Я выхожу из дома и невольно останавливаюсь на миг от резкого удара холодного воздуха. Нерешительно оборачиваюсь. Она стоит на пороге, прислонясь головой к дверному косяку. Но ничего не говорит.
В дальней стороне двора вижу чью-то поспешно убегающую прочь тень. Человек спотыкается обо что-то, слышны ругательства. Это Клаас.
Когда я добираюсь до дому, Памела еще возится на кухне, я отдаю ей кувшинчик с бренди и прошу поставить на полку. Поздно ночью мы слышим, как во двор въезжает коляска. Я встаю, чтобы помочь Николасу увести лошадей в конюшню.

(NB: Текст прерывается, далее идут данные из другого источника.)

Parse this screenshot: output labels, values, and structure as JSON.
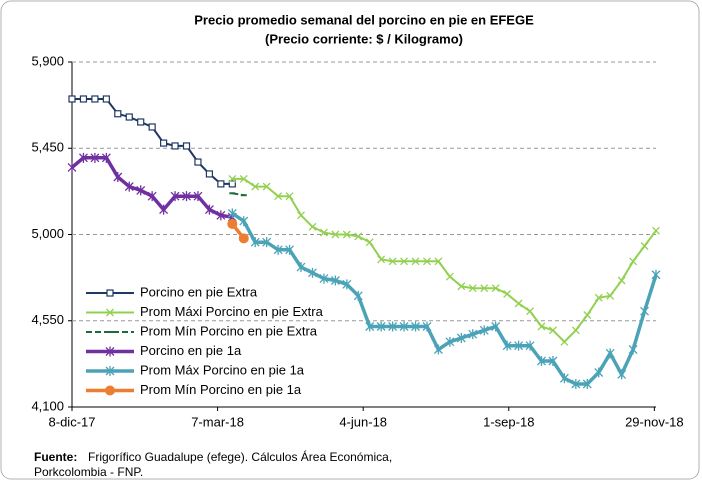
{
  "chart_data": {
    "type": "line",
    "title": "Precio promedio semanal del porcino en pie en EFEGE",
    "subtitle": "(Precio corriente: $ / Kilogramo)",
    "x": [
      "2017-12-08",
      "2017-12-15",
      "2017-12-22",
      "2017-12-29",
      "2018-01-05",
      "2018-01-12",
      "2018-01-19",
      "2018-01-26",
      "2018-02-02",
      "2018-02-09",
      "2018-02-16",
      "2018-02-23",
      "2018-03-02",
      "2018-03-09",
      "2018-03-16",
      "2018-03-23",
      "2018-03-30",
      "2018-04-06",
      "2018-04-13",
      "2018-04-20",
      "2018-04-27",
      "2018-05-04",
      "2018-05-11",
      "2018-05-18",
      "2018-05-25",
      "2018-06-01",
      "2018-06-08",
      "2018-06-15",
      "2018-06-22",
      "2018-06-29",
      "2018-07-06",
      "2018-07-13",
      "2018-07-20",
      "2018-07-27",
      "2018-08-03",
      "2018-08-10",
      "2018-08-17",
      "2018-08-24",
      "2018-08-31",
      "2018-09-07",
      "2018-09-14",
      "2018-09-21",
      "2018-09-28",
      "2018-10-05",
      "2018-10-12",
      "2018-10-19",
      "2018-10-26",
      "2018-11-02",
      "2018-11-09",
      "2018-11-16",
      "2018-11-23",
      "2018-11-30"
    ],
    "series": [
      {
        "name": "Porcino en pie Extra",
        "color": "#1f3864",
        "marker": "square",
        "values": [
          5707,
          5707,
          5707,
          5707,
          5630,
          5613,
          5587,
          5561,
          5477,
          5462,
          5462,
          5378,
          5316,
          5264,
          5264,
          null,
          null,
          null,
          null,
          null,
          null,
          null,
          null,
          null,
          null,
          null,
          null,
          null,
          null,
          null,
          null,
          null,
          null,
          null,
          null,
          null,
          null,
          null,
          null,
          null,
          null,
          null,
          null,
          null,
          null,
          null,
          null,
          null,
          null,
          null,
          null,
          null
        ]
      },
      {
        "name": "Prom Máxi Porcino en pie Extra",
        "color": "#92d050",
        "marker": "x",
        "values": [
          null,
          null,
          null,
          null,
          null,
          null,
          null,
          null,
          null,
          null,
          null,
          null,
          null,
          null,
          5290,
          5290,
          5250,
          5250,
          5200,
          5200,
          5100,
          5040,
          5010,
          5000,
          5000,
          4990,
          4960,
          4870,
          4860,
          4860,
          4860,
          4860,
          4860,
          4780,
          4730,
          4720,
          4720,
          4720,
          4690,
          4640,
          4600,
          4520,
          4500,
          4440,
          4500,
          4580,
          4670,
          4680,
          4760,
          4860,
          4940,
          5020
        ]
      },
      {
        "name": "Prom Mín Porcino en pie Extra",
        "color": "#1e6b3a",
        "marker": "dash",
        "values": [
          null,
          null,
          null,
          null,
          null,
          null,
          null,
          null,
          null,
          null,
          null,
          null,
          null,
          null,
          5215,
          5205,
          null,
          null,
          null,
          null,
          null,
          null,
          null,
          null,
          null,
          null,
          null,
          null,
          null,
          null,
          null,
          null,
          null,
          null,
          null,
          null,
          null,
          null,
          null,
          null,
          null,
          null,
          null,
          null,
          null,
          null,
          null,
          null,
          null,
          null,
          null,
          null
        ]
      },
      {
        "name": "Porcino en pie 1a",
        "color": "#7030a0",
        "marker": "star",
        "values": [
          5350,
          5400,
          5400,
          5400,
          5300,
          5250,
          5230,
          5200,
          5130,
          5200,
          5200,
          5200,
          5130,
          5100,
          5090,
          null,
          null,
          null,
          null,
          null,
          null,
          null,
          null,
          null,
          null,
          null,
          null,
          null,
          null,
          null,
          null,
          null,
          null,
          null,
          null,
          null,
          null,
          null,
          null,
          null,
          null,
          null,
          null,
          null,
          null,
          null,
          null,
          null,
          null,
          null,
          null,
          null
        ]
      },
      {
        "name": "Prom Máx Porcino en pie 1a",
        "color": "#4ba3b8",
        "marker": "star",
        "values": [
          null,
          null,
          null,
          null,
          null,
          null,
          null,
          null,
          null,
          null,
          null,
          null,
          null,
          null,
          5110,
          5070,
          4960,
          4960,
          4920,
          4920,
          4830,
          4800,
          4770,
          4760,
          4740,
          4680,
          4520,
          4520,
          4520,
          4520,
          4520,
          4520,
          4400,
          4440,
          4460,
          4480,
          4500,
          4520,
          4420,
          4420,
          4420,
          4340,
          4340,
          4250,
          4220,
          4220,
          4280,
          4380,
          4270,
          4400,
          4600,
          4790
        ]
      },
      {
        "name": "Prom Mín Porcino en pie 1a",
        "color": "#ed7d31",
        "marker": "circle",
        "values": [
          null,
          null,
          null,
          null,
          null,
          null,
          null,
          null,
          null,
          null,
          null,
          null,
          null,
          null,
          5055,
          4980,
          null,
          null,
          null,
          null,
          null,
          null,
          null,
          null,
          null,
          null,
          null,
          null,
          null,
          null,
          null,
          null,
          null,
          null,
          null,
          null,
          null,
          null,
          null,
          null,
          null,
          null,
          null,
          null,
          null,
          null,
          null,
          null,
          null,
          null,
          null,
          null
        ]
      }
    ],
    "xlim": [
      "2017-12-08",
      "2018-11-30"
    ],
    "xticks": [
      {
        "value": "2017-12-08",
        "label": "8-dic-17"
      },
      {
        "value": "2018-03-07",
        "label": "7-mar-18"
      },
      {
        "value": "2018-06-04",
        "label": "4-jun-18"
      },
      {
        "value": "2018-09-01",
        "label": "1-sep-18"
      },
      {
        "value": "2018-11-29",
        "label": "29-nov-18"
      }
    ],
    "ylim": [
      4100,
      5900
    ],
    "yticks": [
      {
        "value": 4100,
        "label": "4,100"
      },
      {
        "value": 4550,
        "label": "4,550"
      },
      {
        "value": 5000,
        "label": "5,000"
      },
      {
        "value": 5450,
        "label": "5,450"
      },
      {
        "value": 5900,
        "label": "5,900"
      }
    ],
    "grid": true,
    "legend": "lower-left",
    "source_label": "Fuente:",
    "source": "Frigorífico Guadalupe (efege). Cálculos Área Económica,",
    "source_line2": "Porkcolombia - FNP."
  }
}
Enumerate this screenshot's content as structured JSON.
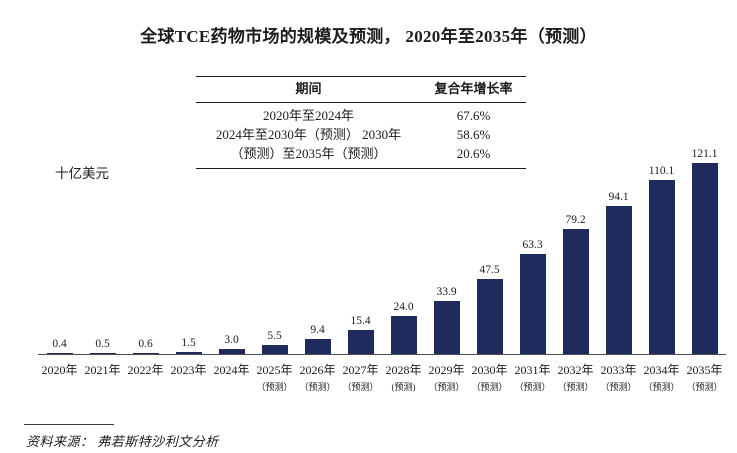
{
  "page": {
    "title": "全球TCE药物市场的规模及预测， 2020年至2035年（预测）",
    "y_axis_unit": "十亿美元",
    "source_label": "资料来源：",
    "source_text": "弗若斯特沙利文分析"
  },
  "cagr_table": {
    "header_period": "期间",
    "header_cagr": "复合年增长率",
    "rows": [
      {
        "period": "2020年至2024年",
        "cagr": "67.6%"
      },
      {
        "period": "2024年至2030年（预测） 2030年",
        "cagr": "58.6%"
      },
      {
        "period": "（预测）至2035年（预测）",
        "cagr": "20.6%"
      }
    ]
  },
  "chart_data": {
    "type": "bar",
    "title": "全球TCE药物市场的规模及预测，2020年至2035年（预测）",
    "xlabel": "",
    "ylabel": "十亿美元",
    "ylim": [
      0,
      130
    ],
    "grid": false,
    "legend_position": "none",
    "categories": [
      "2020年",
      "2021年",
      "2022年",
      "2023年",
      "2024年",
      "2025年",
      "2026年",
      "2027年",
      "2028年",
      "2029年",
      "2030年",
      "2031年",
      "2032年",
      "2033年",
      "2034年",
      "2035年"
    ],
    "forecast_notes": [
      "",
      "",
      "",
      "",
      "",
      "（预测）",
      "（预测）",
      "（预测）",
      "(预测)",
      "（预测）",
      "（预测）",
      "（预测）",
      "（预测）",
      "（预测）",
      "（预测）",
      "（预测）"
    ],
    "values": [
      0.4,
      0.5,
      0.6,
      1.5,
      3.0,
      5.5,
      9.4,
      15.4,
      24.0,
      33.9,
      47.5,
      63.3,
      79.2,
      94.1,
      110.1,
      121.1
    ],
    "value_labels": [
      "0.4",
      "0.5",
      "0.6",
      "1.5",
      "3.0",
      "5.5",
      "9.4",
      "15.4",
      "24.0",
      "33.9",
      "47.5",
      "63.3",
      "79.2",
      "94.1",
      "110.1",
      "121.1"
    ],
    "bar_color": "#1F2B5C",
    "axis_color": "#4d4d4d"
  }
}
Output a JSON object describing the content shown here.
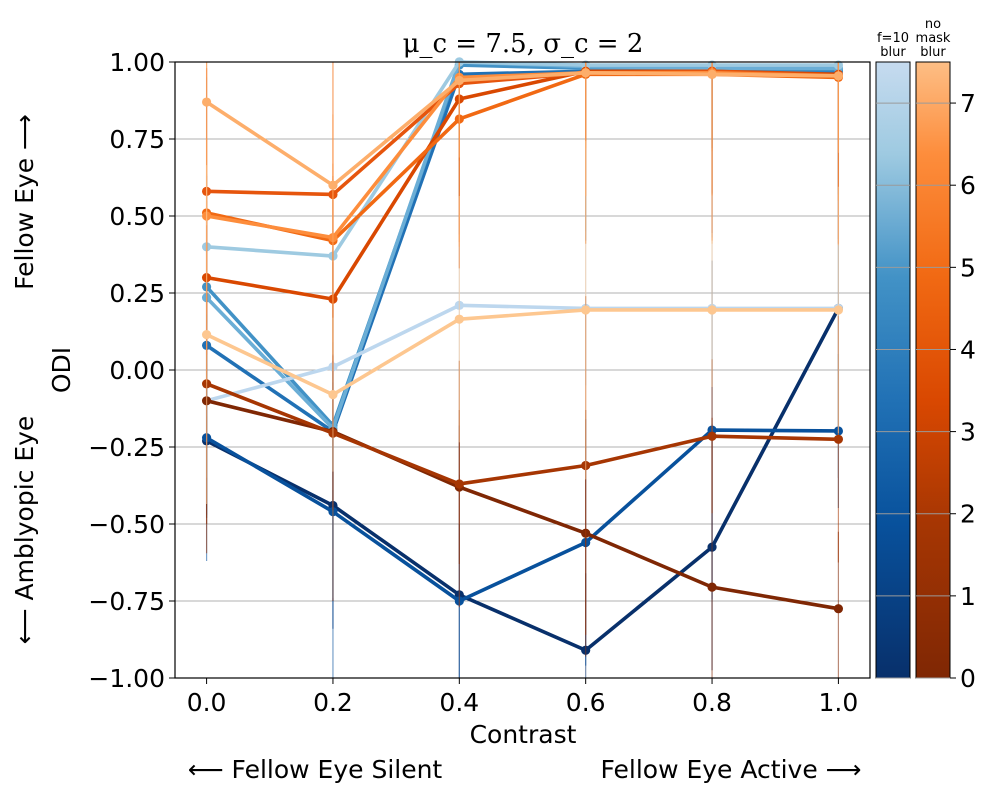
{
  "chart_data": {
    "type": "line",
    "title": "μ_c = 7.5, σ_c = 2",
    "xlabel": "Contrast",
    "ylabel": "ODI",
    "xlim": [
      -0.05,
      1.05
    ],
    "ylim": [
      -1.0,
      1.0
    ],
    "xticks": [
      "0.0",
      "0.2",
      "0.4",
      "0.6",
      "0.8",
      "1.0"
    ],
    "yticks": [
      "−1.00",
      "−0.75",
      "−0.50",
      "−0.25",
      "0.00",
      "0.25",
      "0.50",
      "0.75",
      "1.00"
    ],
    "grid": "horizontal",
    "x": [
      0.0,
      0.2,
      0.4,
      0.6,
      0.8,
      1.0
    ],
    "ylabel_upper": "Fellow Eye ⟶",
    "ylabel_lower": "⟵ Amblyopic Eye",
    "xlabel_left": "⟵ Fellow Eye Silent",
    "xlabel_right": "Fellow Eye Active ⟶",
    "colorbars": [
      {
        "title": "f=10\nblur",
        "colormap": "Blues",
        "range": [
          0,
          7.5
        ]
      },
      {
        "title": "no\nmask\nblur",
        "colormap": "Oranges",
        "range": [
          0,
          7.5
        ]
      }
    ],
    "colorbar_ticks": [
      "0",
      "1",
      "2",
      "3",
      "4",
      "5",
      "6",
      "7"
    ],
    "series": [
      {
        "color": "#08306b",
        "values": [
          -0.23,
          -0.44,
          -0.73,
          -0.91,
          -0.575,
          0.2
        ]
      },
      {
        "color": "#08519c",
        "values": [
          -0.22,
          -0.46,
          -0.75,
          -0.56,
          -0.195,
          -0.198
        ]
      },
      {
        "color": "#2171b5",
        "values": [
          0.08,
          -0.2,
          0.96,
          0.97,
          0.97,
          0.97
        ]
      },
      {
        "color": "#4292c6",
        "values": [
          0.27,
          -0.18,
          0.99,
          0.98,
          0.975,
          0.975
        ]
      },
      {
        "color": "#6baed6",
        "values": [
          0.235,
          -0.19,
          1.0,
          0.985,
          0.98,
          0.98
        ]
      },
      {
        "color": "#9ecae1",
        "values": [
          0.4,
          0.37,
          1.0,
          0.99,
          0.99,
          0.99
        ]
      },
      {
        "color": "#bdd7ee",
        "values": [
          -0.1,
          0.01,
          0.21,
          0.2,
          0.2,
          0.2
        ]
      },
      {
        "color": "#7f2704",
        "values": [
          -0.1,
          -0.2,
          -0.38,
          -0.53,
          -0.705,
          -0.775
        ]
      },
      {
        "color": "#a63603",
        "values": [
          -0.045,
          -0.205,
          -0.37,
          -0.31,
          -0.215,
          -0.225
        ]
      },
      {
        "color": "#d94801",
        "values": [
          0.3,
          0.23,
          0.88,
          0.97,
          0.97,
          0.96
        ]
      },
      {
        "color": "#e6550d",
        "values": [
          0.58,
          0.57,
          0.93,
          0.965,
          0.97,
          0.955
        ]
      },
      {
        "color": "#f16913",
        "values": [
          0.51,
          0.42,
          0.815,
          0.96,
          0.96,
          0.95
        ]
      },
      {
        "color": "#fd8d3c",
        "values": [
          0.5,
          0.43,
          0.95,
          0.965,
          0.965,
          0.955
        ]
      },
      {
        "color": "#fdae6b",
        "values": [
          0.87,
          0.6,
          0.94,
          0.965,
          0.96,
          0.955
        ]
      },
      {
        "color": "#fdc790",
        "values": [
          0.115,
          -0.08,
          0.165,
          0.195,
          0.195,
          0.195
        ]
      }
    ]
  }
}
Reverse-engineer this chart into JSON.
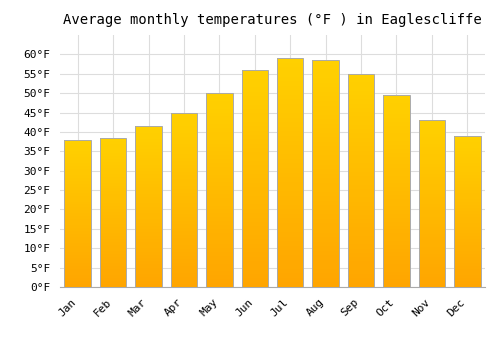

— Откуда бренди? — спрашивает он утром.
— Эстер дала мне.
— А что ты делал в Эландсфонтейне?
— Искал сбежавшего бычка.
— Мог бы и сам догадаться, что хромому бычку так далеко не уйти, — раздраженно говорит он. — Держись от Эстер подальше, Галант.
— Она дала мне поесть.
Он пристально глядит на меня, я чувствую, что нам не избежать новой ссоры, но тут он вдруг отворачивается и уходит. Ну и слава богу, думаю я, хоть с этим покончено. Но в то же утро, едва успел растаять последний ночной ледок, на ферму приезжает Баренд, так бешено настегивающий лошадь, что с нее стекает пена. Он что-то возбужденно рассказывает Николасу, стоя возле ворот. Затем направляется ко мне, ведя под уздцы лошадь. Николаса колотит от ярости, лицо у него белое.
— Баренд говорит, что Эстер пожаловалась ему, что ты слишком вольно вел себя с ней вчера вечером. — Голос его прерывается от гнева.
— Эстер пожаловалась? — изумленно спрашиваю я.
— Может, ты хочешь сказать, что я вру? — орет Баренд.
И снова конюшня.
— Галант, не ходи жаловаться, — умоляет Памела, вцепившись мне в ноги. — Сам знаешь, толку от этого никакого.
— Я и не собираюсь жаловаться. Я просто убегу. И они меня больше не увидят.
— Как же ты можешь оставлять меня одну? Ведь скоро у нас родится ребенок.
— Я сыт этой фермой по горло, — отвечаю я. — Все, хватит. Можно терпеть годы и годы. Но потом вдруг понимаешь, что с тебя довольно.
— Это просто безумие, Галант, — рыдает она, но, видя, что я не поддаюсь, зовет Онтонга, чтобы тот меня образумил.
— Время лечит любые раны, — уговаривает меня Онтонг. — Завтра тебе все покажется другим.
— Не бывать этому. Я сыт по горло и фермой, и всем ее дерьмом.
— Не нарывайся на неприятности, — говорит Ахилл, вздыхая и тряся седой головой. — Не то накличешь грозу на всех нас.
— О себе можете заботиться сами! — кричу я. — Я ухожу отсюда. Сегодня ночью. Я дойду до самого Кейптауна, и пусть попробуют поймать меня.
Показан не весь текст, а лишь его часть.